5.9. Fractional factorial designs

When there are many factors that we have identified as being potentially important, then the \(2^k\) runs required for a full factorial can quickly become large and too costly to implement.

For example, you are responsible for a cell-culture bioreactor at a pharmaceutical company and there is a drive to minimize the production of an inhibiting by-product. Variables thought to be related with this by-product are: two types of T = temperature profile (\(T_{-}\): a slow ramp over time or \(T_{+}\) a fast initial ramp then constant temperature), the D = dissolved oxygen at a low and high level, the A = agitation rate at a slow and faster speed, P = pH at a low and high level, and two blends of S = substrate type. These five factors, at two levels, require \(2^5 = 32\) runs. It would take almost a year to collect the data at all the combinations of T, D, A, P and S if each experiment requires 10 days (typical in this industry), and if parallel reactors are not available.

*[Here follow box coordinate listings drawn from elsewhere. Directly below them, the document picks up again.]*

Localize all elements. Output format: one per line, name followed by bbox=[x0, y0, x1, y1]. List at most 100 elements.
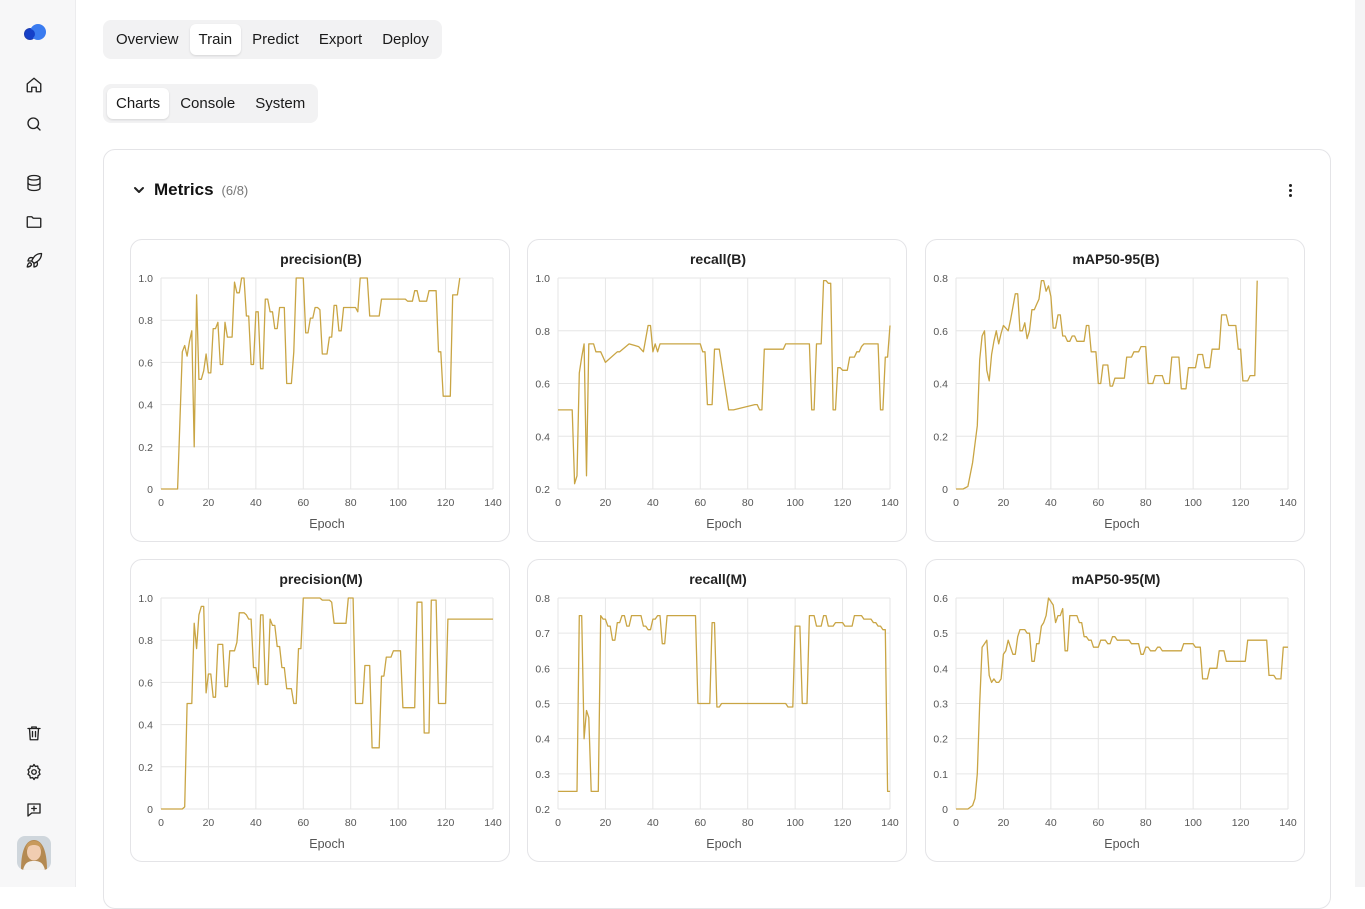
y-tick-label: 0.8 bbox=[933, 273, 948, 285]
right-scrollbar[interactable] bbox=[1355, 0, 1365, 887]
y-tick-label: 0.2 bbox=[933, 734, 948, 746]
y-tick-label: 0.2 bbox=[535, 804, 550, 816]
home-icon[interactable] bbox=[22, 73, 46, 97]
tab-train[interactable]: Train bbox=[189, 24, 242, 55]
avatar[interactable] bbox=[17, 836, 51, 870]
y-tick-label: 1.0 bbox=[138, 273, 153, 285]
x-tick-label: 40 bbox=[647, 497, 659, 509]
y-tick-label: 0.8 bbox=[138, 315, 153, 327]
y-tick-label: 0.4 bbox=[138, 720, 153, 732]
x-tick-label: 0 bbox=[158, 817, 164, 829]
y-tick-label: 0.3 bbox=[535, 769, 550, 781]
primary-tabs: Overview Train Predict Export Deploy bbox=[103, 20, 442, 59]
y-tick-label: 0.4 bbox=[138, 400, 153, 412]
y-tick-label: 0.2 bbox=[535, 484, 550, 496]
x-tick-label: 20 bbox=[998, 497, 1010, 509]
x-tick-label: 80 bbox=[345, 817, 357, 829]
tab-export[interactable]: Export bbox=[318, 31, 363, 48]
tab-deploy[interactable]: Deploy bbox=[382, 31, 429, 48]
tab-charts[interactable]: Charts bbox=[107, 88, 170, 119]
chart-svg: recall(B) 0.2 0.4 0.6 0.8 1.0 0 20 40 60 80 100 120 1… bbox=[535, 251, 899, 531]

Furthermore, we are probably interested in only the 5 main effects and 10 two-factor interactions (2fi). The remaining 10 three-factor interactions, 5 four-factor interactions, a single five-factor interaction are likely not too important either, at least initially. A full factorial would estimate 32 effects, even if we likely only interested in at most 16 of them (5 main effects + 10 of the 2fi’s + 1 intercept).

Running a half fraction, or quarter fraction, of the full set will allow us to estimate the main effects and two-factor interactions (2fi) in many cases, at the expense of confounding the higher interactions. [We will explain exactly what is meant by that term confounding later on, but for now you can interpret it is as ‘confused with’].

For many real systems it is the main effects that are mostly of interest, and at most two-factor interactions. Very very seldom do three-factor interactions occur, nor are they often of practical significance. As such, we are willing to allow some confounding (confusing) with these factors.

So let’s move into this section where we show how to construct and analyze these fractional factorials, which are tremendously useful when screening many variables - especially for a first-pass at experimenting on a new system. They are used when you, as the experimenter, suspect that you have more factors on your list than are actually needed. Which ones can you eliminate?